Independent report to the Australian Government Minister for the Environment and Heritage
Beeton RJS (Bob), Buckley Kristal I, Jones Gary J, Morgan Denise, Reichelt Russell E, Trewin Dennis
(2006 Australian State of the Environment Committee), 2006
Australia’s land use has and is being fundamentally shaped and influenced by thousands of years of Indigenous use and two centuries of European settlement. Changes in vegetation and patterns of settlement and land use continue to be significant sources of pressure on Australia’s natural and cultural environment.

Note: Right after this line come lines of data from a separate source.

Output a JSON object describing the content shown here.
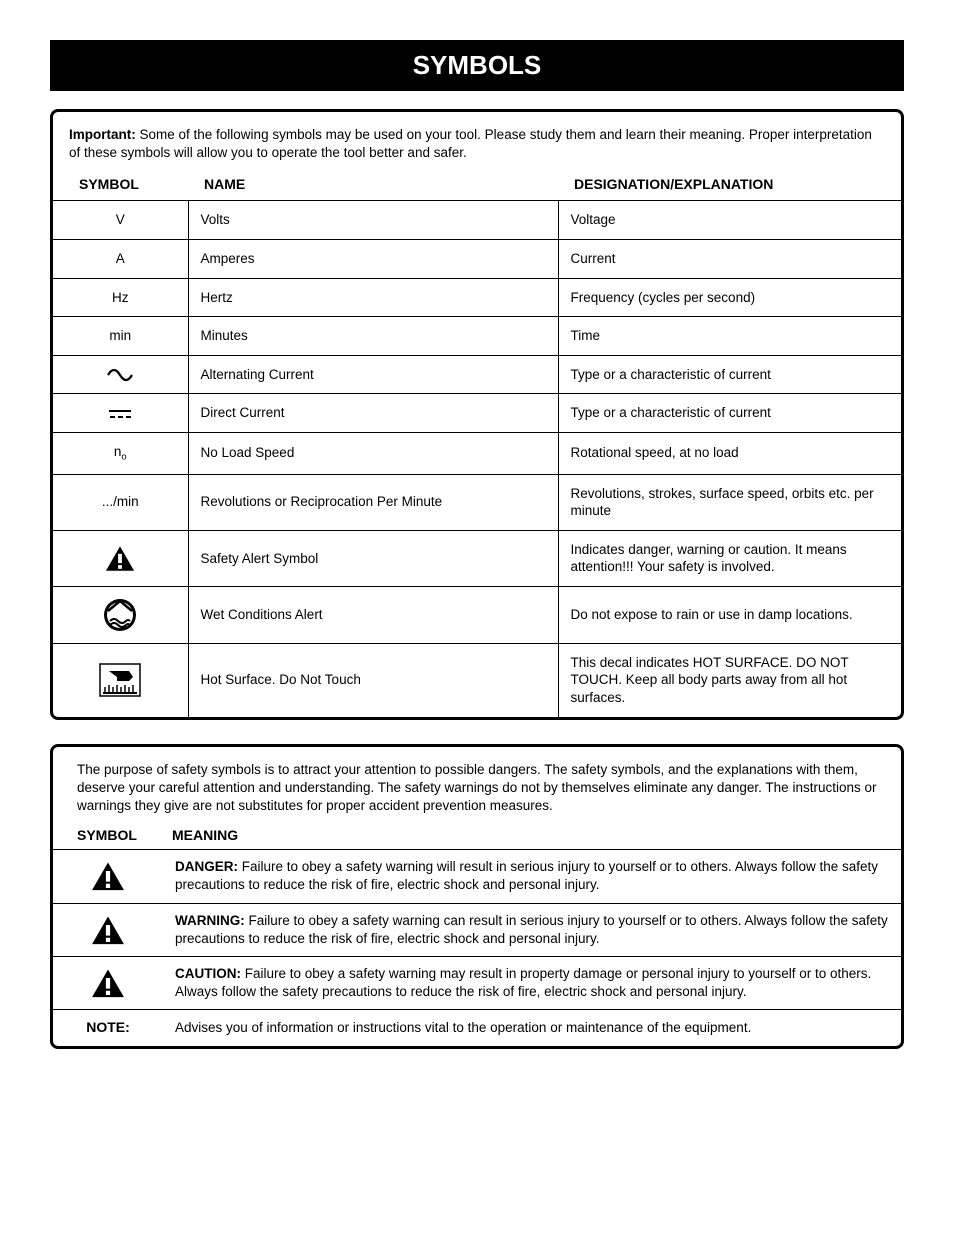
{
  "title": "SYMBOLS",
  "box1": {
    "intro_bold": "Important:",
    "intro_text": " Some of the following symbols may be used on your tool. Please study them and learn their meaning. Proper interpretation of these symbols will allow you to operate the tool better and safer.",
    "headers": {
      "symbol": "SYMBOL",
      "name": "NAME",
      "explanation": "DESIGNATION/EXPLANATION"
    },
    "rows": [
      {
        "symbol_text": "V",
        "name": "Volts",
        "explanation": "Voltage"
      },
      {
        "symbol_text": "A",
        "name": "Amperes",
        "explanation": "Current"
      },
      {
        "symbol_text": "Hz",
        "name": "Hertz",
        "explanation": "Frequency (cycles per second)"
      },
      {
        "symbol_text": "min",
        "name": "Minutes",
        "explanation": "Time"
      },
      {
        "symbol_icon": "ac-wave",
        "name": "Alternating Current",
        "explanation": "Type or a characteristic of current"
      },
      {
        "symbol_icon": "dc-bars",
        "name": "Direct Current",
        "explanation": "Type or a characteristic of current"
      },
      {
        "symbol_html": "n<sub>o</sub>",
        "name": "No Load Speed",
        "explanation": "Rotational speed, at no load"
      },
      {
        "symbol_text": ".../min",
        "name": "Revolutions or Reciprocation Per Minute",
        "explanation": "Revolutions, strokes, surface speed, orbits etc. per minute"
      },
      {
        "symbol_icon": "alert-triangle",
        "name": "Safety Alert Symbol",
        "explanation": "Indicates danger, warning or caution. It means attention!!! Your safety is involved."
      },
      {
        "symbol_icon": "wet-circle",
        "name": "Wet Conditions Alert",
        "explanation": "Do not expose to rain or use in damp locations."
      },
      {
        "symbol_icon": "hot-surface",
        "name": "Hot Surface. Do Not Touch",
        "explanation": "This decal indicates HOT SURFACE. DO NOT TOUCH. Keep all body parts away from all hot surfaces."
      }
    ]
  },
  "box2": {
    "intro": "The purpose of safety symbols is to attract your attention to possible dangers. The safety symbols, and the explanations with them, deserve your careful attention and understanding. The safety warnings do not by themselves eliminate any danger. The instructions or warnings they give are not substitutes for proper accident prevention measures.",
    "headers": {
      "symbol": "SYMBOL",
      "meaning": "MEANING"
    },
    "rows": [
      {
        "icon": "alert-triangle",
        "label": "DANGER:",
        "text": " Failure to obey a safety warning will result in serious injury to yourself or to others. Always follow the safety precautions to reduce the risk of fire, electric shock and personal injury."
      },
      {
        "icon": "alert-triangle",
        "label": "WARNING:",
        "text": " Failure to obey a safety warning can result in serious injury to yourself or to others. Always follow the safety precautions to reduce the risk of fire, electric shock and personal injury."
      },
      {
        "icon": "alert-triangle",
        "label": "CAUTION:",
        "text": " Failure to obey a safety warning may result in property damage or personal injury to yourself or to others. Always follow the safety precautions to reduce the risk of fire, electric shock and personal injury."
      },
      {
        "note": "NOTE:",
        "text": "Advises you of information or instructions vital to the operation or maintenance of the equipment."
      }
    ]
  },
  "colors": {
    "bg": "#ffffff",
    "text": "#000000",
    "title_bg": "#000000",
    "title_fg": "#ffffff",
    "border": "#000000"
  }
}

Agriculture is still the main use of land in Australia, occupying some 62 per cent of the continent (Table 18), with much of that in the rangelands. Sheep and cattle grazing and cropping continue to return high economic benefit to Australia, but contribute to habitat loss, surface soil loss, salinity, and soil and water quality issues, and there are ongoing concerns about sustainable farming and land use management. Surface soil loss was exacerbated by the 2002–03 drought, leading to the highest national dust storm activity since measurements began in the 1960s.
|Land use||% of total|
|Grazing natural vegetation (rangelands)||56|
|Dryland grazing (improved pastures)||2.5|
|Traditional Indigenous uses||12|
|Managed resource protection||1.4|
Source: DAFF (2006)
Increasing uptake of a ‘landscape’ view by governments, regional management groups and farmers is boosting the prospects for sustainable land management. As part of this, landscape objectives that integrate local actions are expected to be a key management tool over the next decade. In this context, the regional NAP and NHT programmes remain important in funding and guiding catchment and bioregional planning and management. It is expected that the benefits of extensive Australian, state and territory government investments in land and resource management will emerge during the coming years.